Pakistan’s Psychosis


Pakistan psychosis

In a moving reflection on the tragedy presently unfolding in Islamabad, Farrukh Khan Pitafi noted that, “The first casualty in all this is reason”. Sadly, Pitafi sahib may be eulogising something lost well before Imran Khan and Tahirul Qadri mobilised their goondas supporters. Last week, a new extensive survey of Pakistani attitudes was released that includes some startling revelations about how we perceive reality, and just how disconnected we have become from the same.
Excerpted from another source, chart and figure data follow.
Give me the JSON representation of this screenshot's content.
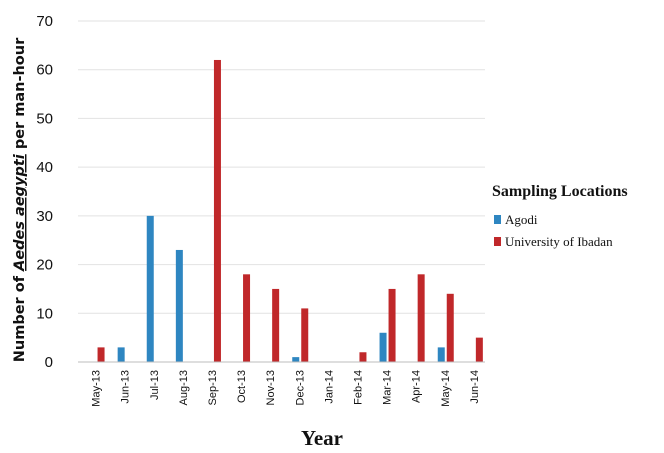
{
  "chart_data": {
    "type": "bar",
    "xlabel": "Year",
    "ylabel_prefix": "Number of ",
    "ylabel_italic": "Aedes aegypti",
    "ylabel_suffix": " per man-hour",
    "ylim": [
      0,
      70
    ],
    "yticks": [
      0,
      10,
      20,
      30,
      40,
      50,
      60,
      70
    ],
    "grid": "horizontal",
    "legend_position": "right",
    "legend_title": "Sampling Locations",
    "categories": [
      "May-13",
      "Jun-13",
      "Jul-13",
      "Aug-13",
      "Sep-13",
      "Oct-13",
      "Nov-13",
      "Dec-13",
      "Jan-14",
      "Feb-14",
      "Mar-14",
      "Apr-14",
      "May-14",
      "Jun-14"
    ],
    "series": [
      {
        "name": "Agodi",
        "color": "#2E86C1",
        "values": [
          0,
          3,
          30,
          23,
          0,
          0,
          0,
          1,
          0,
          0,
          6,
          0,
          3,
          0
        ]
      },
      {
        "name": "University of Ibadan",
        "color": "#C0282A",
        "values": [
          3,
          0,
          0,
          0,
          62,
          18,
          15,
          11,
          0,
          2,
          15,
          18,
          14,
          5
        ]
      }
    ]
  }
}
The survey, which was published with the heading, ‘A less gloomy mood in Pakistan‘ was overlooked by many amid the political chaos. Some of the results are so predictable that they’re hardly worth mentioning. Army continues to receive the highest marks at 87%, up 8 points from the already high 79% they received a year ago.

What are more noteworthy, however, are the public’s attitudes towards society’s ills and their solutions. Those who believe the economy is in good shape have more than doubled from 17% to 37%. This is particularly interesting since the interviews were conducted during a time when IMF was lowering economic growth projections for Pakistan. In fact, when people were asked about issues that had been identified as major problems only a year earlier, they were less likely to say these were still problems. For example, in 2013, 82% said public debt was a very big problem. In 2014, only 58% still thought so – a decline of 24%! Again, let us compare perception to facts. Actual debt to GDP only declined by 1%, and is still higher than it was from 2008 to 2012.

Pakistan debt to GDP

Is public debt simply more acceptable under Nawaz Sharif than under Asif Zardari? The disconnect between perception and reality is hard to explain. If beliefs about the economy are hard to understand, though, our beliefs about national security are even more inexplicable.

According to this poll, jihadi militants responsible for killing over 50,000 innocent Pakistanis are not our national security threat. India is.

When asked to rate the greatest threat facing their country – the Taliban, al Qaeda, or India – Pakistanis tend to cite their neighbor to the east: 51% believe India is the biggest threat, up from 38% in 2013. One-in-four name the Taliban and only 2% say al Qaeda.

Twice as many people believe India is a greater threat than the people actually killing us. Again, bear in mind that this survey was conducted two months before Zarb-e-Azb began, so it cannot be explained away by the public relations campaign that has accompanied Army’s anti-Taliban operations in North Waziristan.

Yes, you say, but anti-India sentiments are embedded in our psyche from such early age that they are bound to influence our perceptions. So let us examine a third and equally as serious issue that plagues our country: Sectarianism.

According to the survey, sectarian tensions are no longer as serious a problem as they once were. Not just less serious, but 20% less! According to the survey, in early 2013, 59% people said sectarian tensions were ‘a very big problem’. This year, only 39% – a drop of 20%. Meanwhile, in the real world over the past year, sectarian violence rose to record levels.

Sectarian-related terrorist attacks in 2013

Province Number of Killed Injured Attacks
Balochistan 33 278 499
Sindh 132 215 319
Punjab 17 32 29
KP/FATA 26 133 348
Total 208 658 1,195

In the field of psychology, ‘psychosis’ is a generic term used to describe a loss of contact with reality. Usually, this term refers to an individual. But what do we say when an entire nation loses contact with reality? And, more importantly, how do we begin to heal?